Question

Two equal negative charges are fixed at a point (0,a) and (0,-a) on the y-axis. A positive charge q is released from rest at the point ($2$a,0) on the x-axis. The charge will
a) Execute SHM about the origin
b)Move to the origin and remain at rest
c) Move to infinity
d) Execute oscillatory but not SHM

Answer 1

Hint: If a particle or a body, experiences a restoring force about a mean position then the object oscillates about a fixed position. If there exists a point on either side of the mean position, such that the restoring force is the same but in the opposite direction within the confined limits then the particle will undergo SHM.

Complete solution:
In the above diagram φ is the angle between $\overline{F}$ and the x-axis.
Now let us understand the above diagram,
The charge Q initially at rest, accelerates towards the origin from 2a as it experiences a force $2\overline{F}\operatorname{Cos}\Phi .$ When it reaches the origin, the force on the charge q becomes equal to zero since the force due to both negative charges are equal and in opposite direction.
Now the charge Q, will possess some velocity at the origin and hence it will move towards negative x-axis. As the charge moves further, it will experience a force $-2\overline{F}\operatorname{Cos}\Phi $ in the opposite direction of motion of the charge as seen in the diagram. Now it is to be noted that the rate of acceleration in moving from 2a to origin is equal to rate of deceleration in moving from origin to -2a.
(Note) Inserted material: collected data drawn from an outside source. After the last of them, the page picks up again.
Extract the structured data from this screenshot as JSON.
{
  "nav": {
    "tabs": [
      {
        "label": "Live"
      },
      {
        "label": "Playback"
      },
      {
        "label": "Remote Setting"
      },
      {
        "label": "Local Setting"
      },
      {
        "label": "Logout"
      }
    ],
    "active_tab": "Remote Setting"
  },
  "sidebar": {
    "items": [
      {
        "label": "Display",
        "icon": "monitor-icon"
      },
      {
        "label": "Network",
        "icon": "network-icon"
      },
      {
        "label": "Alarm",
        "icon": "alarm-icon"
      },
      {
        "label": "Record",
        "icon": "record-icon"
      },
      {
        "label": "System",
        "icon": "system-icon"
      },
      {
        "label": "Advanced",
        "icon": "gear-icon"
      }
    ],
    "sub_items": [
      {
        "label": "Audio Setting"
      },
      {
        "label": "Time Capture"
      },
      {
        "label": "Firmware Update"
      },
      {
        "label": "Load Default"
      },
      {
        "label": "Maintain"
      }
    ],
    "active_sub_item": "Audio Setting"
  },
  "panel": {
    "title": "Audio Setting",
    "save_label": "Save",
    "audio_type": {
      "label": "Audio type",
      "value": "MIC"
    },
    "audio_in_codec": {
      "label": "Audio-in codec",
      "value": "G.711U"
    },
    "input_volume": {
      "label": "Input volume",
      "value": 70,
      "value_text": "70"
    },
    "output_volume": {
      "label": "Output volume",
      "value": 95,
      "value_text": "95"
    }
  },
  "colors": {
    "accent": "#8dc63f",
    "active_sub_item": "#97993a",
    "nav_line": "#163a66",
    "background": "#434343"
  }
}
Hence the velocity of the charge q will be zero at x=-2a and again it will move towards the origin due to the force $-2\overline{F}\operatorname{Cos}\Phi $ . This process will keep on continuing as long as the negative charges have the same magnitude. WE can clearly see in the above situation that the charge Q will move two and fro within a fixed interval of time and hence it will execute SHM.
Now let us understand the situation mathematically
Using Coulomb's law for force between two charges and superposition principle force on charge Q at x=2a is given by $2\overline{F}\operatorname{Cos}\Phi .$
$\overline{F}$ is the force due to each negative charge I.e.
$\overline{F}=\dfrac{qQ}{4\pi {{\in }_{\circ }}{{r}^{2}}}N$
r is the distance of separation between the charges.
Let us take $\dfrac{1}{4\pi {{\in }_{\circ }}}=9\times {{10}^{9}}$ as k for simplicity.
Fore at x=-2a
$-2\overline{F}\operatorname{Cos}\Phi .$
$-2\dfrac{qQ}{4\pi {{\in }_{\circ }}{{r}^{2}}}\operatorname{Cos}\Phi $
Since $\operatorname{Cos}\Phi =\dfrac{2a}{r}$ after substituting in the above equation we get,
$-2\dfrac{qQ}{4\pi {{\in }_{\circ }}{{r}^{2}}}\times \dfrac{2a}{r}$
$\left[ -2\dfrac{qQ}{4\pi {{\in }_{\circ }}{{r}^{3}}} \right]2aN$ is the required restoring force
Let us call this as equation 1
The above equation obtained is analogous to $\overline{F}=-kx$….(2) which is the restoring force in SHM of a spring,
Comparing equation 1 and 2 we have
X=2a and k=$2\dfrac{qQ}{4\pi {{\in }_{\circ }}{{r}^{3}}}$

Hence, the correct option to the question is a.

Note:
The time period of oscillation i.e. T=$2\pi \sqrt{\dfrac{m}{k}}$
T= $2\pi \sqrt{\dfrac{m}{2\dfrac{qQ}{4\pi {{\in }_{\circ }}{{r}^{3}}}}}$
T=$2\pi \sqrt{\dfrac{m}{\dfrac{qQ}{2\pi {{\in }_{\circ }}{{r}^{3}}}}}\sec $
The restoring force acts towards the origin when the charge tries to move away from the origin. Hence minus sign is to be considered next to the restoring force on charge q.